Calor Extremo em Estados Unidos Força Aerolíneas a Reduzir Peso dos Voos
O calor extremo nos Estados Unidos pode obrigar as companhias aéreas a reduzir passageiros, carga ou combustível para garantir um pouso seguro. (REUTERS/Daniel Cole)
Impacto do Calor nos Voo
Quando a temperatura sobe, o ar perde densidade, as asas geram menos sustentação, os motores a reação têm menos ar útil e as companhias aéreas podem ser forçadas a reduzir passageiros, carga ou combustível para garantir um descolamento seguro.
Investigadores e pilotos alertam que o risco aumenta com a altitude, pistas curtas e o aquecimento global, mesmo sem temperaturas recorde. Las Vegas ofereceu um exemplo recente durante as ondas de calor que afetaram diversas regiões dos Estados Unidos. Em 24 de julho, American Airlines ofereceu compensação a passageiros que aceitaram ceder seus assentos em um voo do Aeroporto Internacional Harry Reid após a temperatura atingir 47 °C (114 °F).
A companhia aérea explicou que reduzir o peso de uma aeronave é uma prática habitual da indústria em destinos quentes quando as condições exigem para assegurar um descolamento sem riscos.
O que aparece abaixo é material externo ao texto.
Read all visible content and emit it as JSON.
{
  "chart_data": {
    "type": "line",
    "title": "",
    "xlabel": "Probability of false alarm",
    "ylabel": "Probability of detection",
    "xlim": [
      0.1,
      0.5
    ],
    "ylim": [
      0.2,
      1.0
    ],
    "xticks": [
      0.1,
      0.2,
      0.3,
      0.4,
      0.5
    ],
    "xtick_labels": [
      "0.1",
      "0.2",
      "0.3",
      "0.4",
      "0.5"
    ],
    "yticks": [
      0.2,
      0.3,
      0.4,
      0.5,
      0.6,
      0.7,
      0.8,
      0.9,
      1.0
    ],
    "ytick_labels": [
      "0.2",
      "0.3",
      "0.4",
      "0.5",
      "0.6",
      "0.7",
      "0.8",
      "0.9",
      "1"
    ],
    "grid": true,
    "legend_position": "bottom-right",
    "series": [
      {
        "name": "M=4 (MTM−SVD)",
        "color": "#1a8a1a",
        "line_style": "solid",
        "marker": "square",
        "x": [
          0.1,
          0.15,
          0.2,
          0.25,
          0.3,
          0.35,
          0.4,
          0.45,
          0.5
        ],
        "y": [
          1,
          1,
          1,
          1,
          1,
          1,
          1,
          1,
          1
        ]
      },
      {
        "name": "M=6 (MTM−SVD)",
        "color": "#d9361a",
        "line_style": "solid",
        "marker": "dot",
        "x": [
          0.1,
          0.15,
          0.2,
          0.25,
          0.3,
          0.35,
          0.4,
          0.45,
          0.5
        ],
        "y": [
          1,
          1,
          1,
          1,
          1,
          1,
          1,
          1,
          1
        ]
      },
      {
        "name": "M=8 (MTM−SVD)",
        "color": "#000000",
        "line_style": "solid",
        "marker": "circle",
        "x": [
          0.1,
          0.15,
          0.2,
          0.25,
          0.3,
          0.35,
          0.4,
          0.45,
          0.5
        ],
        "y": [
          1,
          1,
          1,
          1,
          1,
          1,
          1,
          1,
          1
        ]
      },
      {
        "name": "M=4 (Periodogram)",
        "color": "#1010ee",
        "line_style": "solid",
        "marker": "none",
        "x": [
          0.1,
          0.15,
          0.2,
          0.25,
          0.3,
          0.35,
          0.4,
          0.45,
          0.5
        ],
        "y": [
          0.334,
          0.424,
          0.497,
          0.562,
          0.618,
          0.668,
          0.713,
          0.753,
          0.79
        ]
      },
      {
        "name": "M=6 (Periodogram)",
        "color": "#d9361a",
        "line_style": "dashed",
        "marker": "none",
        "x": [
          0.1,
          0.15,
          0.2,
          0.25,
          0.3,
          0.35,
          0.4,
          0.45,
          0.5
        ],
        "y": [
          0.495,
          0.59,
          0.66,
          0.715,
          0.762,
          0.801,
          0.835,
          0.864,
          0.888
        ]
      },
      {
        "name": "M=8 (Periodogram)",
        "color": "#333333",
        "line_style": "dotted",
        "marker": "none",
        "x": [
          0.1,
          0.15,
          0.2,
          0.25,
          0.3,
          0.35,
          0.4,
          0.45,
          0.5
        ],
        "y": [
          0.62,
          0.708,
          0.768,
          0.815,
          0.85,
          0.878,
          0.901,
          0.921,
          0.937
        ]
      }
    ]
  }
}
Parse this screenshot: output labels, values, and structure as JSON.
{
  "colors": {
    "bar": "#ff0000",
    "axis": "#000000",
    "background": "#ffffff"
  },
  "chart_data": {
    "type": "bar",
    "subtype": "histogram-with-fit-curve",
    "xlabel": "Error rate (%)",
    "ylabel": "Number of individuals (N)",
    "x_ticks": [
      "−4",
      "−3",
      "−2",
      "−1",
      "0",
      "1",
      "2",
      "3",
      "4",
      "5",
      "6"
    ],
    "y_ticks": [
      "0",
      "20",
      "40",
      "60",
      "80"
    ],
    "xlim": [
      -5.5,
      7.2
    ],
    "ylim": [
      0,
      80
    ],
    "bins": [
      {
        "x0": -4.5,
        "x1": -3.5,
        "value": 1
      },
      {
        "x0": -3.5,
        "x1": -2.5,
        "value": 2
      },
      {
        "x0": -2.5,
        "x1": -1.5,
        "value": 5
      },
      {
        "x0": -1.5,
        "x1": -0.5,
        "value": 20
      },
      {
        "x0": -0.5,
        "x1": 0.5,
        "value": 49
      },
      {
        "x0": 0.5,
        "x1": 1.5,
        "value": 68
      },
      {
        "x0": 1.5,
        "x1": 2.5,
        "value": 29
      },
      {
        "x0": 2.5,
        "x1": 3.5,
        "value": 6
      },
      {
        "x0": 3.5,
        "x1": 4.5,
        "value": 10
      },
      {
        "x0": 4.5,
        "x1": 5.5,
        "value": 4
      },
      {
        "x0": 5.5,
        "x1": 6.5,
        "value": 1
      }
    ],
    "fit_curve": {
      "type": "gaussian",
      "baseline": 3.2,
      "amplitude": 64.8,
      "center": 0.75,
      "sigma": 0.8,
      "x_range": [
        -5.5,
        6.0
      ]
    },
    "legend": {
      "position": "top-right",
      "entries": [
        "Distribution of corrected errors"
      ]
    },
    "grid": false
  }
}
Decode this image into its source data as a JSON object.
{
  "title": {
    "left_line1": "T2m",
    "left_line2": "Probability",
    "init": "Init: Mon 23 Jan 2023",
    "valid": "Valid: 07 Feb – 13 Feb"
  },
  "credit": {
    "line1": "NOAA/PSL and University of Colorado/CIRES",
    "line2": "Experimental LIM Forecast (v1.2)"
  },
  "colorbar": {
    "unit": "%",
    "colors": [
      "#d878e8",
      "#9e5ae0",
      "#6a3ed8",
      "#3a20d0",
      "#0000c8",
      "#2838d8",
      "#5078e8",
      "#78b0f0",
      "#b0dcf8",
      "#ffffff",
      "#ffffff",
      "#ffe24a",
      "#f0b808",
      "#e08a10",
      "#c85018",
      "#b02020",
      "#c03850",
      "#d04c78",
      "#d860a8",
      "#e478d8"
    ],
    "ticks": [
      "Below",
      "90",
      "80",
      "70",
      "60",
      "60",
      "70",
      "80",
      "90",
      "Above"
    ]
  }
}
Essa decisão pode traduzir-se em menos pessoas a bordo, menos mercadorias ou uma menor carga de combustível.

A Ciência por Trás da Restrição
A lógica por trás dessas restrições é física. Ross Aimer, capitão aposentado da United Airlines e diretor executivo da Aero Consulting Experts, explicou que o ar quente é menos denso que o ar frio, o que dificulta que as asas produzam sustentação e que os motores gerem o empuxo necessário para levantar voo.
“Há uma ciência por trás de tudo isso”, disse Aimer. “Não se pode negar a ciência do voo e o que se precisa para que um avião funcione”. Aimer comparou o efeito do calor sobre os aviões com o esforço de atletas que competem em altura. Sinalou que, igual que ocorre com as pessoas, os motores a reação precisam de grandes quantidades de ar frio e denso para funcionar corretamente.

Alternativas para Garantir a Segurança
Em operação diária, essa perda de densidade tem uma consequência direta: para alcançar a mesma performance de descolamento, o avião pode precisar de mais pista, mais empuxo e melhores margens. Se essas condições não estiverem disponíveis, a alternativa é baixar o peso total, com impacto sobre a quantidade de passageiros, o volume de carga ou o combustível embarcado.
Em voos comerciais, a redução de combustível pode implicar escalas não previstas ou mudanças de rota para reabastecer-se, enquanto recortar passageiros ou carga supõe reacomodar bagagem e reprogramar quem não pôde abordar. Em todos os casos, trata-se de decisões que as companhias aéreas tomam para manter o descolamento dentro de parâmetros seguros.
Altitude e o Efeito do Calor
A altitude do aeroporto agrava o efeito do calor extremo porque os aviões já operam com ar menos denso (REUTERS/Nathan Howard). Antes de cada descolamento, pilotos e companhias aéreas calculam se uma aeronave pode sair de maneira segura a partir de vários fatores: o peso total do avião, a altitude do aeroporto e a temperatura exterior.